Iraq divulging weapon programs today

Some information will not be shared with U.S., other countries

? Iraq today will hand over more than 10,000 pages detailing its chemical, biological and nuclear programs, including sensitive material that will not be shared with the United States or other governments, chief U.N. weapons inspector Hans Blix said.

The United States and other Security Council members decided Friday that the material – which could include recipes for chemical and biological weapons – should be kept secret even from the council itself lest it fall into the wrong hands.

As a result, inspectors will take at least a week to weed out the sensitive details as well as translate the Arabic sections before giving the declaration to the council, U.N. officials said. The declaration is expected to be delivered today to inspectors in Baghdad and then sent to U.N. headquarters in New York on Sunday, the deadline for its arrival.

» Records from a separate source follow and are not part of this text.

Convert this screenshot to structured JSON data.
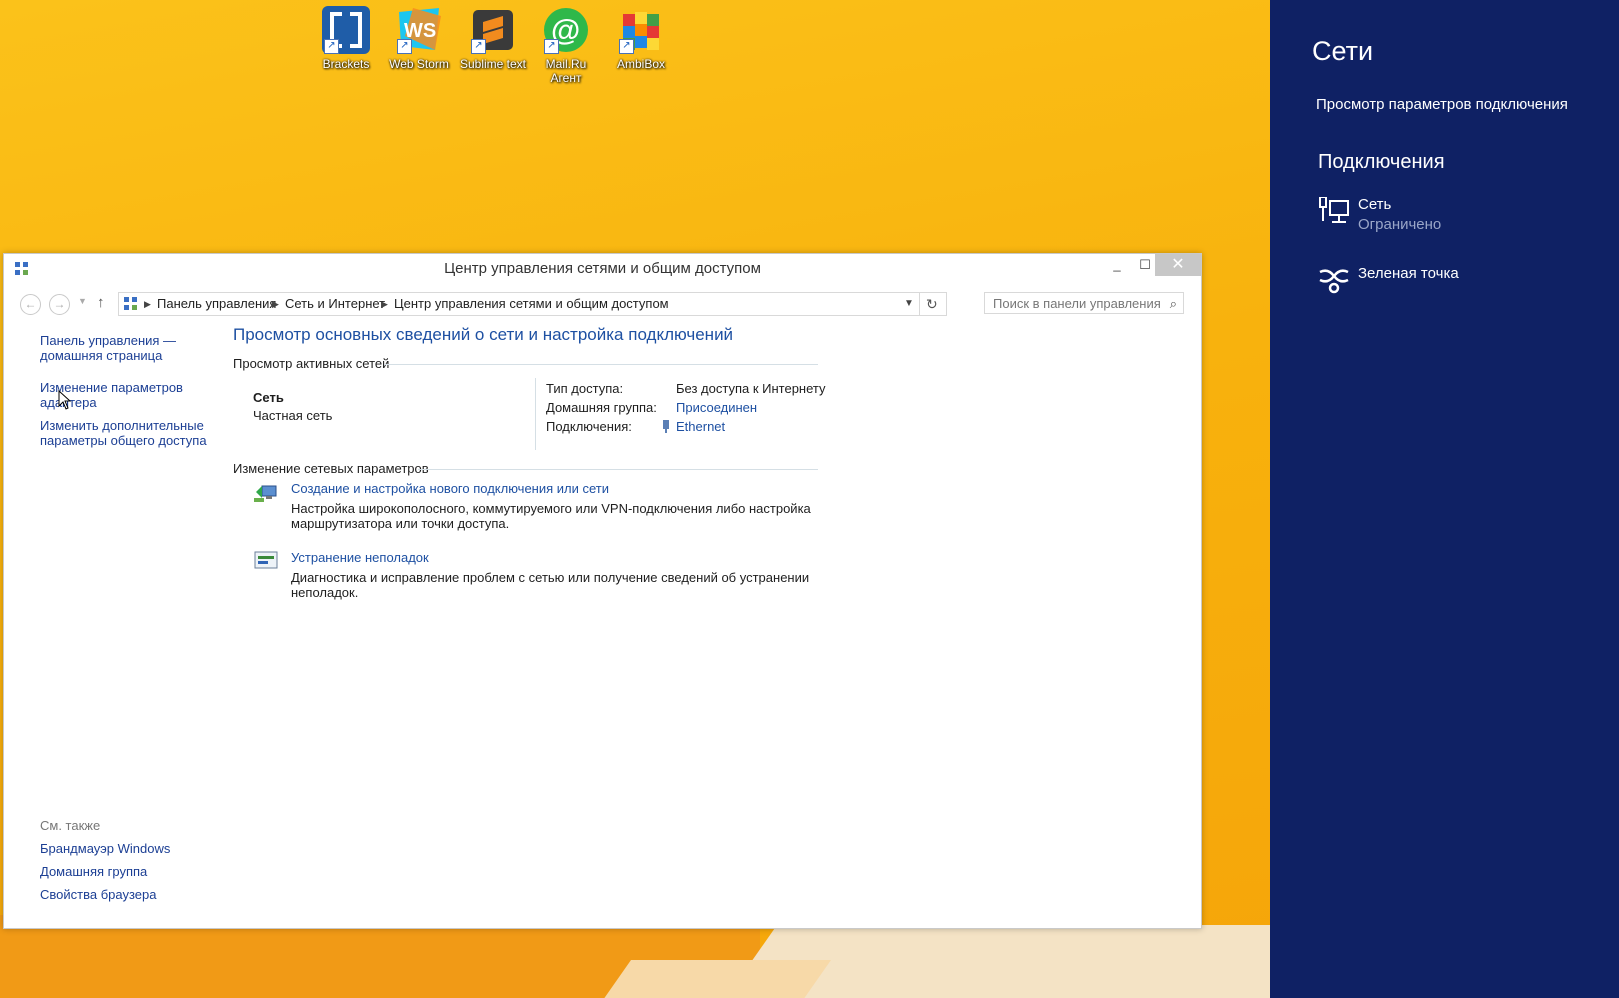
{
  "desktop": {
    "icons": [
      {
        "label": "Brackets",
        "icon": "brackets-icon"
      },
      {
        "label": "Web Storm",
        "icon": "webstorm-icon"
      },
      {
        "label": "Sublime text",
        "icon": "sublime-text-icon"
      },
      {
        "label": "Mail.Ru Агент",
        "icon": "mailru-agent-icon"
      },
      {
        "label": "AmbiBox",
        "icon": "ambibox-icon"
      }
    ]
  },
  "window": {
    "title": "Центр управления сетями и общим доступом",
    "breadcrumb": [
      "Панель управления",
      "Сеть и Интернет",
      "Центр управления сетями и общим доступом"
    ],
    "search_placeholder": "Поиск в панели управления",
    "sidebar": {
      "links": [
        "Панель управления —",
        "домашняя страница",
        "Изменение параметров",
        "адаптера",
        "Изменить дополнительные",
        "параметры общего доступа"
      ],
      "see_also_header": "См. также",
      "see_also": [
        "Брандмауэр Windows",
        "Домашняя группа",
        "Свойства браузера"
      ]
    },
    "main": {
      "heading": "Просмотр основных сведений о сети и настройка подключений",
      "active_networks_header": "Просмотр активных сетей",
      "network_name": "Сеть",
      "network_type": "Частная сеть",
      "access_type_label": "Тип доступа:",
      "access_type_value": "Без доступа к Интернету",
      "homegroup_label": "Домашняя группа:",
      "homegroup_value": "Присоединен",
      "connections_label": "Подключения:",
      "connections_value": "Ethernet",
      "change_settings_header": "Изменение сетевых параметров",
      "tasks": [
        {
          "title": "Создание и настройка нового подключения или сети",
          "desc1": "Настройка широкополосного, коммутируемого или VPN-подключения либо настройка",
          "desc2": "маршрутизатора или точки доступа."
        },
        {
          "title": "Устранение неполадок",
          "desc1": "Диагностика и исправление проблем с сетью или получение сведений об устранении",
          "desc2": "неполадок."
        }
      ]
    }
  },
  "pane": {
    "title": "Сети",
    "view_settings": "Просмотр параметров подключения",
    "connections_header": "Подключения",
    "networks": [
      {
        "name": "Сеть",
        "status": "Ограничено",
        "icon": "wired-network-icon"
      },
      {
        "name": "Зеленая точка",
        "status": "",
        "icon": "mobile-hotspot-icon"
      }
    ]
  },
  "colors": {
    "pane_bg": "#0f2164",
    "link": "#1e50a2",
    "desktop": "#f8b20d"
  }
}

The declaration is a crucial requirement that Iraq must meet and Security Council members and weapons experts will be combing it to assess whether Baghdad is telling the truth. Omissions or false statements, coupled with any Iraqi failure to cooperate with weapons inspectors, could trigger war.

Iraqi Ambassador Mohammed Al-Douri said the report would reflect Iraq’s long-standing claims that it is free of weapons of mass destruction although it will also contain some “new elements,” which he did not disclose.

Bush administration officials say they are sure Iraq has such weapons and on Thursday the White House said “solid evidence” would be turned over to U.N. inspectors.

Blix called on Washington to share that evidence Friday.

“We would like to have as much information from any member state as evidence that (Iraq) may have weapons of mass destruction,” he said.

On Friday, the White House said it wanted Blix’s group to aggressively court Iraqi scientists with promises of safety and asylum in exchange for evidence against Saddam Hussein’s weapons programs.

“We take the issue very seriously and attach great importance to it. We hope the international community would also attach the same importance to the issue,” White House press secretary Ari Fleischer told reporters.

But Blix, the 74-year-old Swede who heads the U.N. Monitoring, Verification and Inspection Commission, was unmoved.

“We are not going to abduct anybody, and we’re not serving as a defection agency,” he said.

Under the latest Security Council resolution, Iraq has until Sunday to submit an “accurate, full, and complete declaration” of its chemical, biological and nuclear programs. Iraqi officials last month complained about the scope of this demand, pointing out it would even cover petrochemical industry production of plastic sandals.